Ce qui est aujourd’hui connu c’est que de très fortes pressions ont été exercées sur Donald Trump par Theresa May et Emmanuel Macron (qui s’en est d’ailleurs vanté dans la très longue interview que lui a consacré BFMTV, dimanche 15 avril) pour qu’il se joigne à une action militaire, quelques jours seulement après avoir annoncé son intention de retirer les forces américaines dès la défaite finale de Daech. Le « parti de la guerre » aux Etats-Unis, y compris au sein même de la Maison Blanche, a incité de son côté le président américain à se livrer à une démonstration de force. Beaucoup y voient une tentative désespérée de l’élite transatlantique de montrer qu’elle se situe au-dessus du droit international et qu’elle est encore en mesure d’imposer son ordre mondial. Le Daily Telegraph avait précisé le but visé dans un article du rédacteur Allister Heath paru le 14 mars, au beau milieu de l’hystérie antirusse autour de l’« affaire Skripal ». Se faisant le porte-parole de l’Empire britannique, M. Heath écrivait que « la Grande-Bretagne a besoin d’un nouveau rôle dans le monde », qui est de construire une nouvelle alliance mondiale pour tenir tête au « totalitarisme » russe et chinois.

Par ailleurs, l’ancien Premier ministre britannique Tony Blair – celui-là même qui avait lancé les mensonges sur les armes de destruction massive de Sadddam Hussein – a été parmi les premiers à exhorter le gouvernement américain à bombarder la Syrie.

Bien qu’une escalade semble avoir été évitée cette fois-ci, l’action militaire de Washington, Londres et Paris et ses retombées auront deux conséquences : permettre aux forces terroristes encore actives de se regrouper et les encourager à mettre en scène des attentats à l’arme chimique, en Syrie ou ailleurs, afin de provoquer des interventions militaires étrangères contre les autorités légitimes.

En réalité et comme cela a été largement commenté, la Syrie avait déjà gagné la guerre, avec l’aide de la Russie, le grand défi consistant désormais à gagner la paix.

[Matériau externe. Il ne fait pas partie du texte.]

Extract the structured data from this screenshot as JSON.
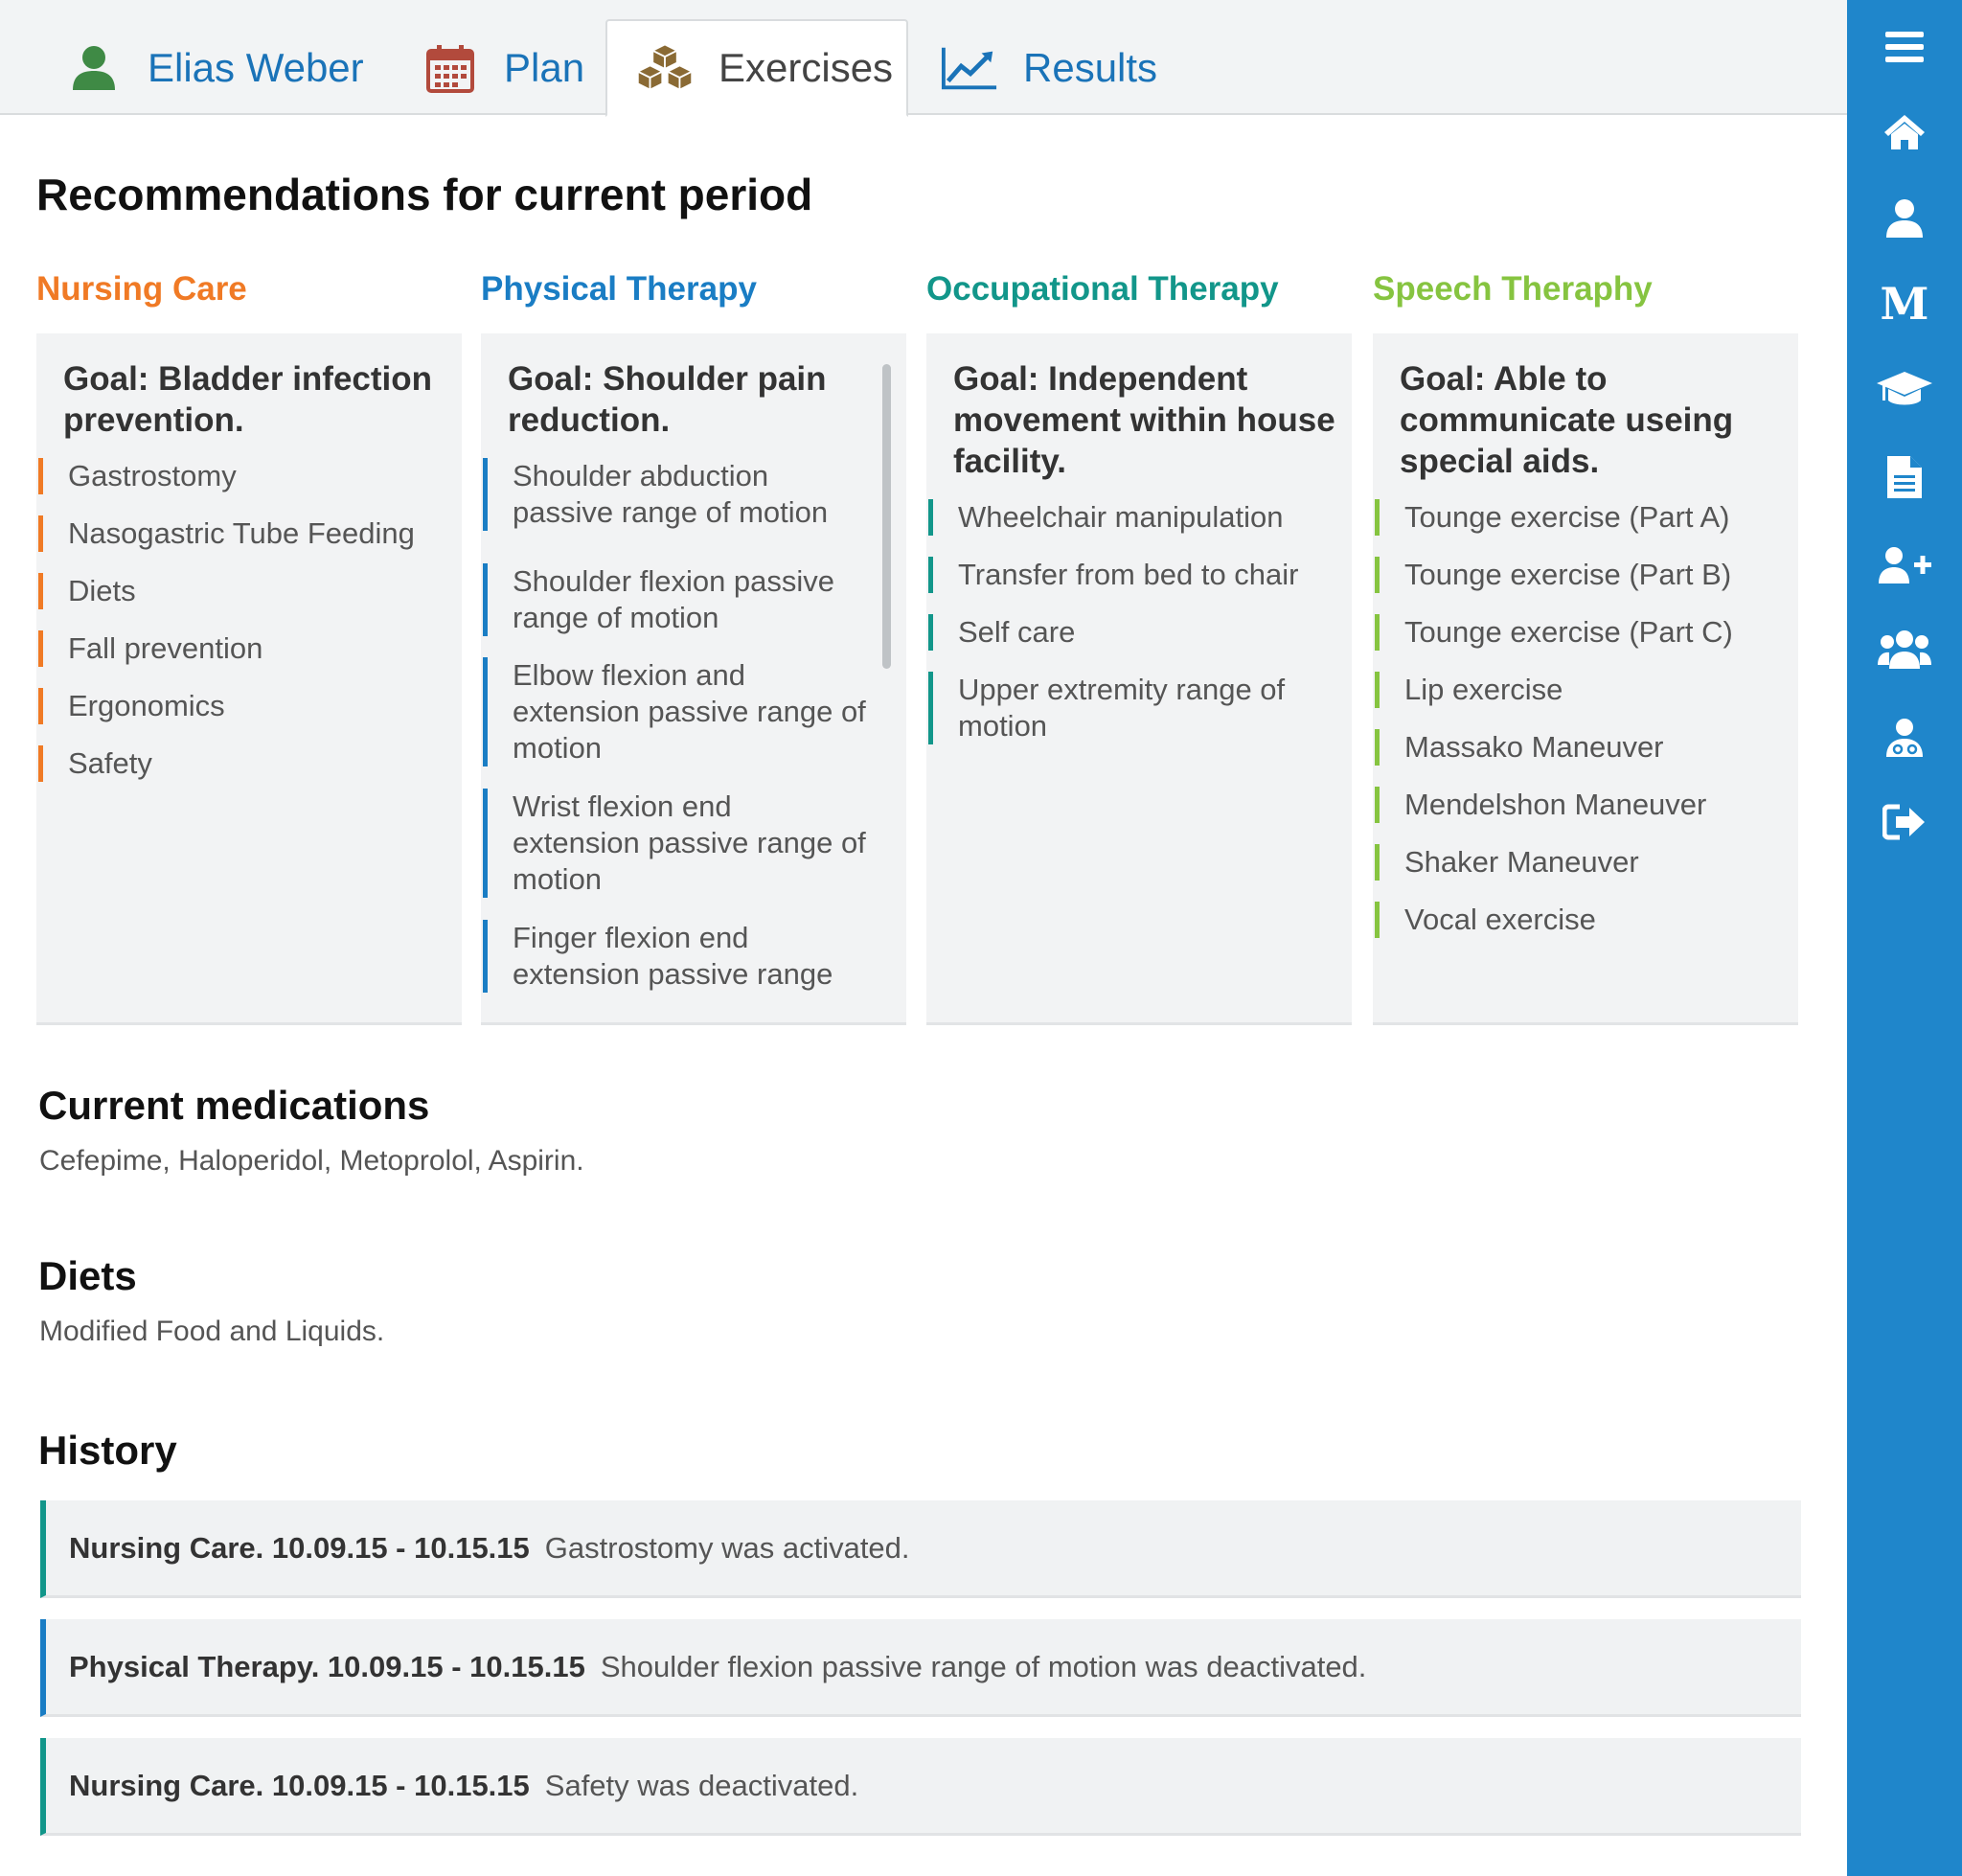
{
  "tabs": {
    "patient": "Elias Weber",
    "plan": "Plan",
    "exercises": "Exercises",
    "results": "Results"
  },
  "page_title": "Recommendations for current period",
  "columns": [
    {
      "header": "Nursing Care",
      "color": "#f07a25",
      "goal": "Goal: Bladder infection prevention.",
      "items": [
        "Gastrostomy",
        "Nasogastric Tube Feeding",
        "Diets",
        "Fall prevention",
        "Ergonomics",
        "Safety"
      ]
    },
    {
      "header": "Physical Therapy",
      "color": "#1a7dc4",
      "goal": "Goal: Shoulder pain reduction.",
      "items": [
        "Shoulder abduction passive range of motion",
        "Shoulder flexion passive range of motion",
        "Elbow flexion and extension passive range of motion",
        "Wrist flexion end extension passive range of motion",
        "Finger flexion end extension passive range"
      ]
    },
    {
      "header": "Occupational Therapy",
      "color": "#12968a",
      "goal": "Goal: Independent movement within house facility.",
      "items": [
        "Wheelchair manipulation",
        "Transfer from bed to chair",
        "Self care",
        "Upper extremity range of motion"
      ]
    },
    {
      "header": "Speech Theraphy",
      "color": "#86c440",
      "goal": "Goal: Able to communicate useing special aids.",
      "items": [
        "Tounge exercise (Part A)",
        "Tounge exercise (Part B)",
        "Tounge exercise (Part C)",
        "Lip exercise",
        "Massako Maneuver",
        "Mendelshon Maneuver",
        "Shaker Maneuver",
        "Vocal exercise"
      ]
    }
  ],
  "medications": {
    "title": "Current medications",
    "text": "Cefepime, Haloperidol, Metoprolol, Aspirin."
  },
  "diets": {
    "title": "Diets",
    "text": "Modified Food and Liquids."
  },
  "history": {
    "title": "History",
    "rows": [
      {
        "label": "Nursing Care. 10.09.15 - 10.15.15",
        "text": "Gastrostomy was activated.",
        "color": "#12968a"
      },
      {
        "label": "Physical Therapy. 10.09.15 - 10.15.15",
        "text": "Shoulder flexion passive range of motion was deactivated.",
        "color": "#1a7dc4"
      },
      {
        "label": "Nursing Care. 10.09.15 - 10.15.15",
        "text": "Safety was deactivated.",
        "color": "#12968a"
      }
    ]
  },
  "sidebar_icons": [
    "menu-icon",
    "home-icon",
    "user-icon",
    "m-icon",
    "graduation-cap-icon",
    "document-icon",
    "add-user-icon",
    "group-icon",
    "doctor-icon",
    "sign-out-icon"
  ],
  "colors": {
    "sidebar": "#1f86cb",
    "tab_link": "#1a73b8"
  }
}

Cela implique des entretiens sur la réconciliation nationale réunissant toutes les forces non terroristes, en vue d’élaborer et mettre en œuvre au plus vite des plans de reconstruction. Au-delà de la Syrie, on doit réaffirmer le droit international, bafoué depuis des décennies par les Etats-Unis et l’OTAN. A cet égard, il faut apporter la preuve de la culpabilité avant d’entamer des actions punitives et interdire toute intervention militaire à l’étranger à des fins de changement de régime.